Advanced Diffusion Imaging Techniques

Advanced diffusion imaging techniques have been proposed to address the two major limitations of the DTI model: multiple/crossing fiber bundles and signal attenuation that deviates from an exponential decay with increasing b-value. Currently these approaches have found limited clinical use because of their greater acquisition time and the greater computational resources needed for data analysis.
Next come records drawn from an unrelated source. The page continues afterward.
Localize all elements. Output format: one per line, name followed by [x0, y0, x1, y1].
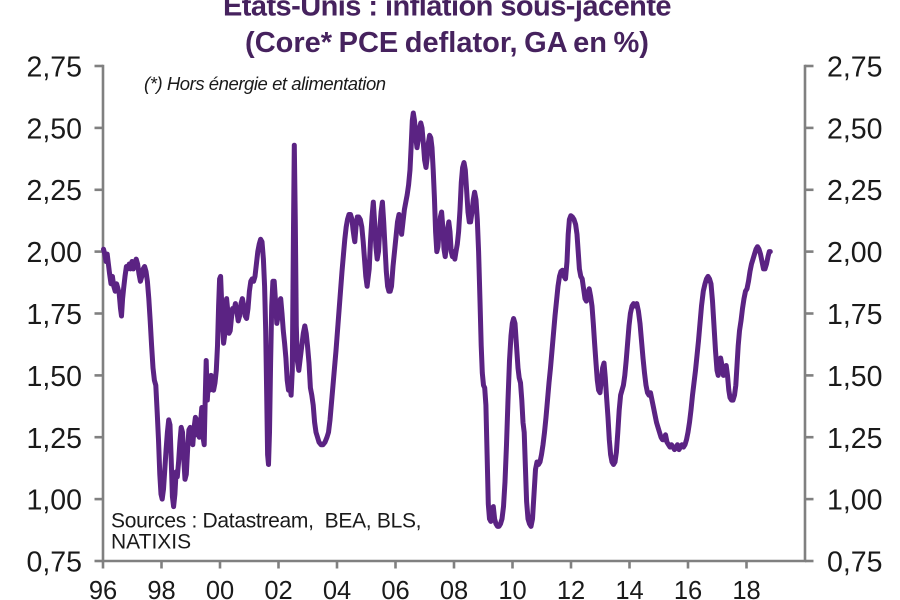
svg-text:2,25: 2,25 [27, 175, 82, 207]
svg-text:1,50: 1,50 [827, 361, 882, 393]
svg-text:10: 10 [498, 577, 526, 600]
svg-text:16: 16 [674, 577, 702, 600]
svg-text:12: 12 [557, 577, 585, 600]
svg-text:14: 14 [615, 577, 643, 600]
svg-text:2,75: 2,75 [827, 52, 882, 84]
svg-text:Sources : Datastream, BEA, BL: Sources : Datastream, BEA, BLS, [111, 510, 421, 533]
svg-text:96: 96 [89, 577, 117, 600]
svg-text:1,25: 1,25 [27, 423, 82, 455]
svg-text:1,00: 1,00 [827, 485, 882, 517]
svg-text:(*) Hors énergie et alimentati: (*) Hors énergie et alimentation [144, 73, 386, 94]
svg-text:00: 00 [206, 577, 234, 600]
svg-text:06: 06 [381, 577, 409, 600]
svg-text:04: 04 [323, 577, 351, 600]
svg-text:NATIXIS: NATIXIS [111, 531, 191, 554]
svg-text:1,25: 1,25 [827, 423, 882, 455]
svg-text:2,00: 2,00 [27, 237, 82, 269]
svg-text:2,50: 2,50 [27, 113, 82, 145]
svg-text:0,75: 0,75 [27, 547, 82, 579]
svg-text:1,75: 1,75 [827, 299, 882, 331]
svg-text:98: 98 [147, 577, 175, 600]
svg-text:02: 02 [264, 577, 292, 600]
svg-text:18: 18 [732, 577, 760, 600]
svg-text:(Core* PCE deflator, GA en %): (Core* PCE deflator, GA en %) [245, 27, 649, 59]
svg-text:2,00: 2,00 [827, 237, 882, 269]
svg-text:2,50: 2,50 [827, 113, 882, 145]
svg-text:Etats-Unis : inflation sous-ja: Etats-Unis : inflation sous-jacente [223, 0, 671, 23]
svg-text:1,00: 1,00 [27, 485, 82, 517]
svg-text:08: 08 [440, 577, 468, 600]
svg-text:0,75: 0,75 [827, 547, 882, 579]
svg-text:1,75: 1,75 [27, 299, 82, 331]
svg-text:2,75: 2,75 [27, 52, 82, 84]
svg-text:2,25: 2,25 [827, 175, 882, 207]
svg-text:1,50: 1,50 [27, 361, 82, 393]
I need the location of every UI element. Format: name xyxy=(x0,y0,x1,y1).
However, as technology continues to improve, such techniques likely will become available for clinicians on clinical MRI scanners.

To address the problem of crossing fibers, HARDI methods (sometimes called “Q-ball”)10,11 sample a much larger number of diffusion directions (e.g., 64 to 256) and then typical DTI acquisitions (e.g., ~30, although DTI analysis is possible with as few as 6). Thus more complicated models than a simple tensor may be used to model the physiology (for further detail, the interested reader is referred to references 11 to 14 for an introduction).1215 It is possible, with these techniques, to model two, three, or even more crossing fiber bundles. In conjunction with probabilistic tractography, this provides a very powerful technique to model brain structural connectivity, and success has been seen even in regions with a very high number of crossing fibers. Typically, higher b-values are used in HARDI acquisitions (~3000 s/mm2) as opposed to those used in DTI (~1000 s/mm2). The reason is that diffusion is more restricted in directions perpendicular to the axon for intraaxonal water molecules, as opposed to interstitial water molecules, because the distance to the axonal membrane is smaller. Therefore the use of a higher b-value will suppress the signal from interstitial water, leading to a “cleaner” profile of fiber directionality.
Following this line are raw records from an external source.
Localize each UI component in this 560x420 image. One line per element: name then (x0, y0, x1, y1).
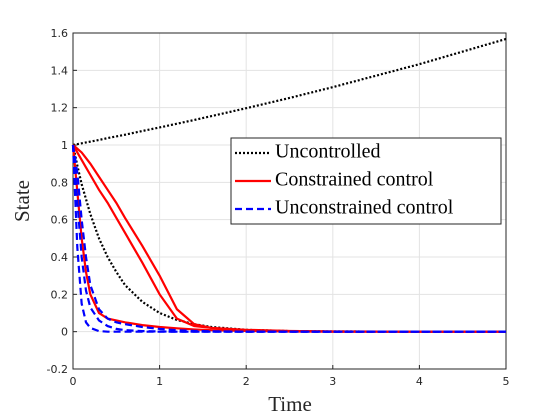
legend-box (230, 137, 502, 225)
y-tick-label: 0.6 (51, 214, 69, 227)
x-tick-label: 2 (243, 375, 250, 388)
y-tick-label: 1.4 (51, 64, 69, 77)
legend-label: Constrained control (275, 169, 434, 191)
y-tick-label: 1 (61, 139, 68, 152)
x-tick-label: 5 (503, 375, 510, 388)
series-line (71, 144, 506, 333)
y-tick-label: 0.2 (51, 288, 69, 301)
axes-box (72, 32, 507, 370)
y-tick-label: 1.6 (51, 27, 69, 40)
legend-label: Unconstrained control (275, 197, 454, 219)
x-tick-label: 1 (156, 375, 163, 388)
y-tick-label: 1.2 (51, 102, 69, 115)
series-line (72, 37, 507, 147)
y-tick-label: -0.2 (47, 363, 68, 376)
x-tick-label: 0 (70, 375, 77, 388)
y-tick-label: 0 (61, 326, 68, 339)
x-axis-label: Time (268, 392, 312, 416)
series-line (71, 144, 506, 333)
x-tick-label: 3 (329, 375, 336, 388)
y-tick-label: 0.8 (51, 176, 69, 189)
series-line (71, 144, 506, 333)
legend-label: Uncontrolled (275, 141, 381, 163)
y-axis-label: State (10, 180, 34, 222)
x-tick-label: 4 (416, 375, 423, 388)
y-tick-label: 0.4 (51, 251, 69, 264)
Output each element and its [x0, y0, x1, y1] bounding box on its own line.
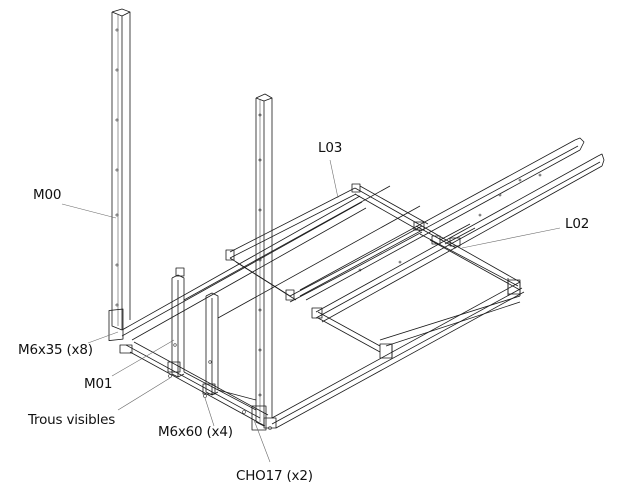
post-m00	[111, 8, 131, 331]
short-post-left	[171, 274, 185, 378]
label-cho17: CHO17 (x2)	[236, 468, 313, 484]
post-holes	[115, 28, 542, 430]
label-m6x35: M6x35 (x8)	[18, 342, 93, 358]
label-m6x60: M6x60 (x4)	[158, 424, 233, 440]
label-m00: M00	[33, 187, 62, 203]
short-post-right	[205, 292, 219, 396]
label-l02: L02	[565, 216, 590, 232]
label-trous-visibles: Trous visibles	[28, 412, 116, 428]
label-l03: L03	[318, 140, 343, 156]
label-m01: M01	[84, 376, 113, 392]
leader-lines	[61, 159, 561, 463]
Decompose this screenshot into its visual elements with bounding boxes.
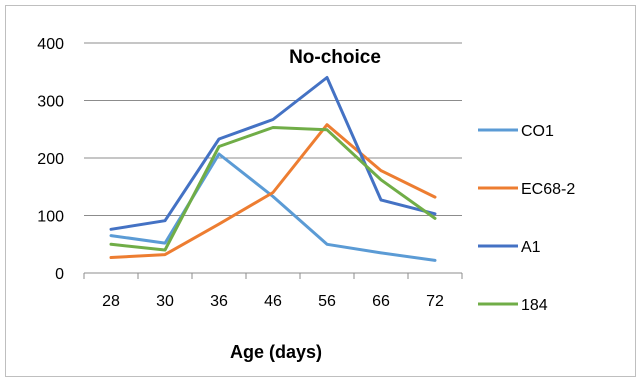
legend-label: 184 [521,297,548,314]
gridlines [84,42,462,216]
x-axis: 28 30 36 46 56 66 72 [83,272,463,310]
x-tick-label: 28 [102,293,120,310]
y-tick-label: 100 [37,209,64,226]
legend: CO1 EC68-2 A1 184 [478,123,575,314]
y-tick-label: 200 [37,151,64,168]
x-tick-label: 72 [426,293,444,310]
plot-series [109,76,437,262]
y-tick-label: 400 [37,36,64,53]
legend-label: CO1 [521,123,554,140]
chart-title: No-choice [289,47,381,68]
legend-label: EC68-2 [521,181,575,198]
x-tick-label: 66 [372,293,390,310]
legend-label: A1 [521,239,541,256]
series-line-184 [109,126,437,252]
series-line-co1 [109,152,437,262]
x-tick-label: 56 [318,293,336,310]
x-tick-label: 36 [210,293,228,310]
series-line-a1 [109,76,437,231]
y-tick-label: 300 [37,94,64,111]
y-tick-label: 0 [55,266,64,283]
y-axis: 0 100 200 300 400 [37,36,64,283]
chart-frame [5,5,636,377]
x-axis-title: Age (days) [230,342,322,362]
series-line-ec68-2 [109,123,437,259]
x-tick-label: 30 [156,293,174,310]
x-tick-label: 46 [264,293,282,310]
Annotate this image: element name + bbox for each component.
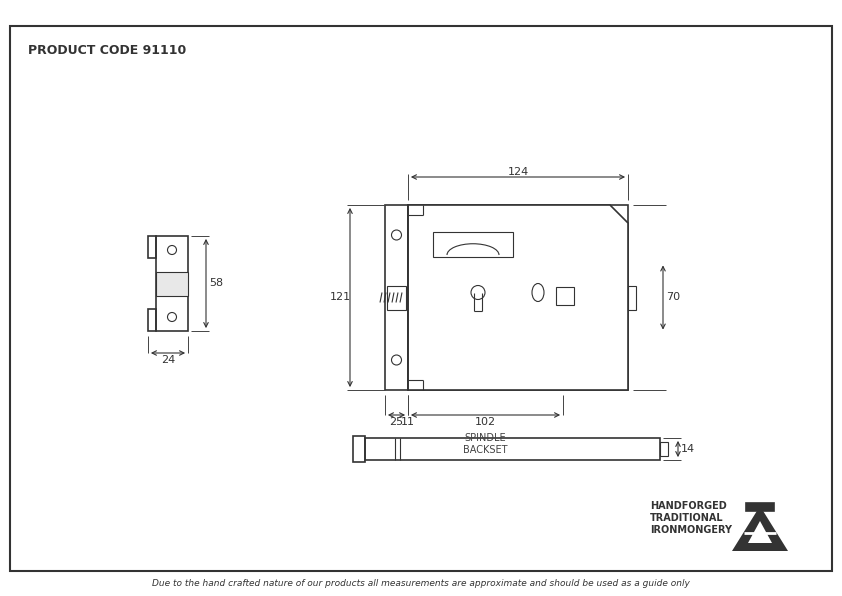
- Text: Due to the hand crafted nature of our products all measurements are approximate : Due to the hand crafted nature of our pr…: [152, 579, 690, 588]
- Bar: [156, 272, 188, 296]
- Text: 121: 121: [329, 293, 350, 303]
- Bar: [628, 285, 636, 309]
- Text: 70: 70: [666, 293, 680, 303]
- Text: 24: 24: [161, 355, 175, 365]
- Bar: [556, 287, 574, 305]
- Text: SPINDLE
BACKSET: SPINDLE BACKSET: [463, 433, 508, 455]
- Bar: [387, 285, 406, 309]
- Text: 11: 11: [401, 417, 415, 427]
- Text: TRADITIONAL: TRADITIONAL: [650, 513, 723, 523]
- Bar: [433, 232, 513, 257]
- PathPatch shape: [408, 205, 628, 390]
- Bar: [156, 236, 188, 331]
- Bar: [148, 309, 156, 331]
- Text: PRODUCT CODE 91110: PRODUCT CODE 91110: [28, 45, 186, 57]
- Bar: [746, 503, 774, 511]
- Bar: [148, 236, 156, 258]
- Text: 58: 58: [209, 278, 223, 288]
- Bar: [408, 205, 628, 390]
- Text: 102: 102: [475, 417, 496, 427]
- Text: HANDFORGED: HANDFORGED: [650, 501, 727, 511]
- Polygon shape: [748, 521, 772, 543]
- Polygon shape: [732, 506, 788, 551]
- Text: 25: 25: [390, 417, 403, 427]
- Text: 14: 14: [681, 444, 695, 454]
- Bar: [660, 442, 668, 456]
- Bar: [353, 436, 365, 462]
- Bar: [385, 205, 408, 390]
- Text: IRONMONGERY: IRONMONGERY: [650, 525, 732, 535]
- Text: 124: 124: [508, 167, 529, 177]
- Bar: [365, 438, 660, 460]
Because most voxels consist of a mix of interstitial and intraaxonal water, the signal attenuation will deviate from an exponential decay with respect to b-value at higher b-values as the relative contribution from each type of water molecule changes. One approach to quantifying this deviation is DKI, which involves acquisition of data at several b-values; the “kurtosis” quantities describe deviations from exponential decay. (For details about DKI acquisition and analysis, see reference 16.) Compared with DTI, DKI has been shown to be more sensitive to subtle tissue microstructural changes17 and also has been found to yield additional information regarding pathologic changes in neural tissue, such as glioma grade discrimination.18 In typical DKI acquisitions, however, the angular resolution is not as great as HARDI because acquiring data at additional b-values is performed in lieu of additional diffusion gradient directions.

Finally, the “ultimate” in DWI acquisition is when acquisitions are obtained both at multiple gradient directions and multiple b-values,19 which will make possible a completely accurate specification of the water diffusion profiles, enabling the simultaneous modeling of crossing fiber bundles as well as nonexponential decay. This technique is called DSI or Q-space imaging. The acquisition demands are intense; a typical DSI protocol involves 512 separate DWI acquisitions, making the total acquisition time longer than 1 hour for typical DWI acquisition protocols.